My mother’s grandmother, Carrie Lou Hicks was the daughter of Lemuel Dabney Hicks, who was the son of Blansford Hicks, who was the son of William Hix, who was the son of Samuel Hixs III, who was the son of Samuel Hicks, Jr. who was the son of Samuel Hicks, who was the son of Robert Hicks who came over on the Fortune and landed near Plymouth in 1621.

Consequently, my mother who always considered herself a daughter of the south, now realizes she has a Pilgrim heritage. I think she will be okay with it. The character of a person that decides to leave EVERYTHING they know to set off for the New World is a valiant person, and it is good to know that character and genes are in us too.

This Thanksgiving is going to be different, I can already tell. I am already thankful for so much in my life. I will pause this year to reflect with a little more familiarity about the brave people that risked everything to come to the new world almost 4oo years ago.


Until later, you will find me exploring backwards.
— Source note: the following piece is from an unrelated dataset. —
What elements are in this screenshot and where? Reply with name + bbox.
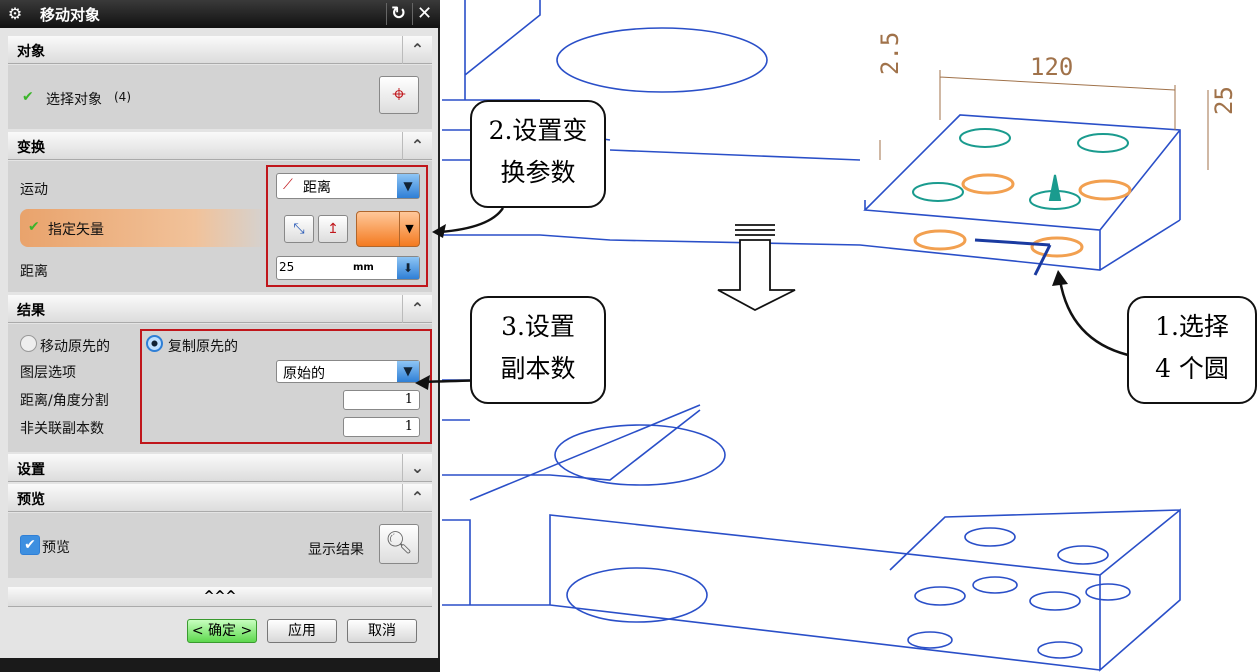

By the way, my pilgrim name is Patience Jameson.









George Bland Sublett

George Bland Sublett was my 2nd great-grandfather.  He was born to William J. Sublett and Sarah Hammersley on 14 October 1847 in Nottoway, Virginia.  If you are reading this, you are probably wondering where is Nottoway.  I was too, so I had to look it up.   It is located about an hour southwest of Richmond, Virginia.   It turns out that it was initially inhabited by the Nadawa Indian tribe.  The name was later changed to Nottoway (source:  http://www.nottoway.org/history.shtml).

According to the 1850 Census, George lived with his parents and siblings, Matthew, James and Melinda in Dinwiddie, Virginia.  This is about 35 miles due east of Nottoway.  By the 1860 Census, the family moved again.  They are now living in Campbell County.  This is about 103 miles northwest.  George’s father is listed as owning property valued at $975 dollars.  George’s sister is still living at home, but the older boys Matthew and James are not.  George is 13 years old.

In 1861, the War between the States begins.  In 1864, George enlists in Company E, of the 11th Infantry Regiment of Virginia.  George later becomes a Prisoner of War having been captured at Five Forks on 2 April 1865.  George was subsequently released on 20 June 1865.  I am unsure how long he remained enlisted.  I haven’t been able to find any documents.

After the war, he marries Timeotheous Jane Bailey about 1867.

By 1870 the US Census comes around again.  He is 22 years old, living back home with his parents, his wife and two daughters, Ida and Emma.  There is also a young black boy named William Jones, age 10 living at the residence listed as a nurse.  I am unclear what that means.

George and Timotheus go on to have 5 more children,  William Yancey Sublett, Leila Mitt Sublett, Mattie D. Sublett, John Thomas Sublett (my great-grandfather) and Mary E. Sublett.

There is a lot more to share about George, but we will both have to wait for a later time.

George Bland Sublett Buried at Sharon United Methodist Church, Naruna, Virginia

George Bland Sublett
Buried at Sharon United Methodist Church, Naruna, Virginia

I will have to remember to tell you about this headstone.

Until later, I will be exploring backwards!